Since then, the 60,000 capacity stadium has undergone a process of "Arsenalisation" with the aim of restoring the club's rich heritage and history.
But it is the impact on the all important bank balance that has been most welcoming.
Arsenal’s match day revenue increased from £37.4m in their old Highbury stadium to over £90m in the new Emirates Stadium (equivalent to an additional income of over £1m per match), and that excludes other commercial revenue.
The financial success meant Arsenal could clear all their bank loans in 2010 and have been able to emerge as a club with arguably the best financial footing of any club in Europe, applauded by UEFA as the defining model for other clubs to follow in meeting the requirements of the UEFA Financial Fair Play initiative.

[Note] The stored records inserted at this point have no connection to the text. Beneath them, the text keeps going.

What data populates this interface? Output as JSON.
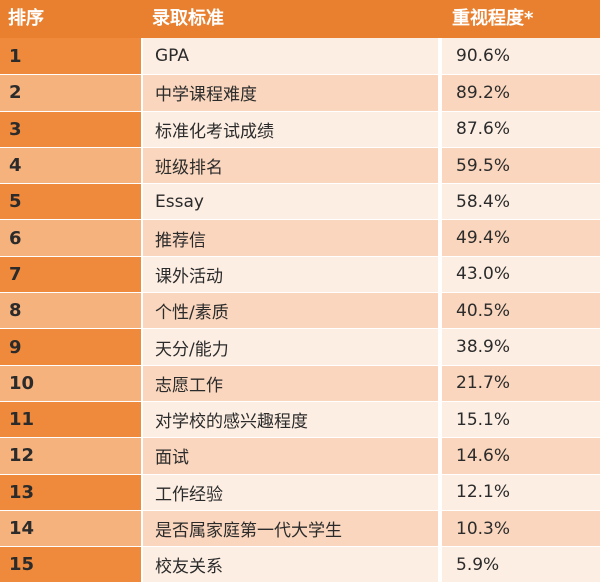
{
  "header": {
    "rank": "排序",
    "criteria": "录取标准",
    "weight": "重视程度*"
  },
  "rows": [
    {
      "rank": "1",
      "criteria": "GPA",
      "weight": "90.6%"
    },
    {
      "rank": "2",
      "criteria": "中学课程难度",
      "weight": "89.2%"
    },
    {
      "rank": "3",
      "criteria": "标准化考试成绩",
      "weight": "87.6%"
    },
    {
      "rank": "4",
      "criteria": "班级排名",
      "weight": "59.5%"
    },
    {
      "rank": "5",
      "criteria": "Essay",
      "weight": "58.4%"
    },
    {
      "rank": "6",
      "criteria": "推荐信",
      "weight": "49.4%"
    },
    {
      "rank": "7",
      "criteria": "课外活动",
      "weight": "43.0%"
    },
    {
      "rank": "8",
      "criteria": "个性/素质",
      "weight": "40.5%"
    },
    {
      "rank": "9",
      "criteria": "天分/能力",
      "weight": "38.9%"
    },
    {
      "rank": "10",
      "criteria": "志愿工作",
      "weight": "21.7%"
    },
    {
      "rank": "11",
      "criteria": "对学校的感兴趣程度",
      "weight": "15.1%"
    },
    {
      "rank": "12",
      "criteria": "面试",
      "weight": "14.6%"
    },
    {
      "rank": "13",
      "criteria": "工作经验",
      "weight": "12.1%"
    },
    {
      "rank": "14",
      "criteria": "是否属家庭第一代大学生",
      "weight": "10.3%"
    },
    {
      "rank": "15",
      "criteria": "校友关系",
      "weight": "5.9%"
    }
  ]
}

What better blueprint to follow?
So what better blueprint for the Hammers to follow for their own major move from their famous 35,000 seater Boleyn Ground home of 112 years to the 54,000 seater Olympic Stadium, which has the option to be increased to 66,000 in future years.
"Lots and lots (of lessons to be learned)," Barnard told Sports Pro.
"Arsenal is a fantastic club, the time I was at Arsenal it went through its major period of growth and move to the new stadium.
"So there is obvious synergies between my current role moving to a new stadium and the one that I went through at Arsenal.
"From that I think there's a lot of lessons in personnel and how to deal with resourcing that change and that move.
"And also educating the business and wider market to the importance of growth.
"I also think Arsenal did very well at professionalising the business and making sure commercial partnerships, because of their huge margin within that business, were seen as very important and that's we're trying to do at West Ham as well."
If, like Arsenal, the Hammers can get their stadium move right, then unlike the Gunners they will not be saddled by the huge costs of building the stadium in the first place.
So, it could leave the Hammers in a very healthy position to finally start challenging the Premier League's elite.